Garbage Collection in Java
In order to understand this blog first you need to have a fair understanding of how Java memory model works, you can refer to a blog written on Java memory model or else you can refer to online resources.
Garbage collection is a memory management technique implemented to reclaim the memory which is not being used by the application to avoid memory leaks and to avoid shortage of memory while running a Java program.
Sometimes while execution of a java program you must have come across Java heap space run out of memory exception . JVM is allotted some memory space consisting of heap and stack , heap is where dynamic allocation of memory happens. All objects are allocated on the heap area managed by the JVM. Every item that the developer uses is treated this way, including class objects, static variables, and even the code itself. This means that it’s size grows but it can’t exceed the maximum memory limit allowed for JVM to run. In such scenario garbage collection becomes crucial as it reclaims the unused memory , by reclaiming memory I mean taking the ownership of that memory block to itself and not returning back to Operating System.
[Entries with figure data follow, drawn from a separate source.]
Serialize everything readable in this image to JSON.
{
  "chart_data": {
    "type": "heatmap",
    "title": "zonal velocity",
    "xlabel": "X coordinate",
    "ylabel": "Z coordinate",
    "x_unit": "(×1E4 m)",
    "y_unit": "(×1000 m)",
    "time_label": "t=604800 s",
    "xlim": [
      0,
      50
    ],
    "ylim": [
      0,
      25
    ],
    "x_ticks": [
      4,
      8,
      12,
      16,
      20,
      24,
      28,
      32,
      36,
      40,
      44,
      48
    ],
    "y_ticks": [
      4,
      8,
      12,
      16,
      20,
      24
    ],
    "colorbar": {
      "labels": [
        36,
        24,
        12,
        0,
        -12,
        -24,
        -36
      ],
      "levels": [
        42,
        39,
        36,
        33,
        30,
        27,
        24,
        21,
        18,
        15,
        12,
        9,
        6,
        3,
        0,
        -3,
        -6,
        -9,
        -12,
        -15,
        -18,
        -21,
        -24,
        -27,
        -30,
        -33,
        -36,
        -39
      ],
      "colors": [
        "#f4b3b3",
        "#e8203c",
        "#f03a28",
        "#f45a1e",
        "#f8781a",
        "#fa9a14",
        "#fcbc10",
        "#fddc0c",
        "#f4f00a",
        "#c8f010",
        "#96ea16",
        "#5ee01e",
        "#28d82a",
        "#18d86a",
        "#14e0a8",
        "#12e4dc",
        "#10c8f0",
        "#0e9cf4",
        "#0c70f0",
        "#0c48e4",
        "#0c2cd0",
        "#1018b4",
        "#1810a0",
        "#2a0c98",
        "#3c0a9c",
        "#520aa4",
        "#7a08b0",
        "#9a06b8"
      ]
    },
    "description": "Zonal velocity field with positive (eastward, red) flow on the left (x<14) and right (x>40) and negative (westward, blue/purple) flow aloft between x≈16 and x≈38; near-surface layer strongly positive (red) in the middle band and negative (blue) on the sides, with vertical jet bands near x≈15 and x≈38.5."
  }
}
Many people think garbage collection collects and discards dead objects. In reality, Java garbage collection is doing the opposite! Live objects are tracked and everything else designated garbage. This fundamental misunderstanding can lead to many performance problems.
What is an alive and dead object ?
An object is considered to be alive when it is being referenced by application . As soon as reference to an object is lost and the application code is not able to reach it, it is considered to be dead. Internally on object tree is formed. As simple as this sounds, it raises a question: what is the first reference in the tree?
Every object tree has one or more roots, as long as those roots are reachable the whole tree is reachable. So the question comes when are the roots reachable? Special objects called garbage-collection roots are always reachable so as the objects which has these as it’s root.
These roots can be anything like
- Thread stack having a local variable which contains a reference to an object which in turn can have reference to other objects and so on forming a tree
- Static variables are referenced by a class making a class by default a GC root , so when a class is garbage collected the reference are also collected.
- Active Java threads are also GC roots.
So it’s really a matter of taking every starting point (every local variable, globals, statics, everything in other threads and stack frames) — every root — and recursively following all the references to make up a list of all the “live” objects: objects which are in use and unsuitable for deletion. Everything else is garbage, waiting to be collected.
After realizing what is a GC root and how is a tree formed we can look into the algorithm used by GC to reclaim the memory. GC uses Mark and Sweep algorithm to reclaim the unused memory.
It’s pretty intuitive that this algorithm has a two step process :-
- The JVM runs this algorithm intermittently to traverse and mark the objects as alive which are reachable.
- All of the heap memory that is not occupied by marked objects is reclaimed. It is simply marked as free, essentially swept free of unused objects.
It might happen that some of the objects which are not used by the application are still reachable simply because a developer forgot to dereference them. Such a logical memory leak can’t be deleted by any software.
Lastly I would like to mention that though garbage collection has it’s advantage it comes at the price of performance as it is run by JVM intermittently.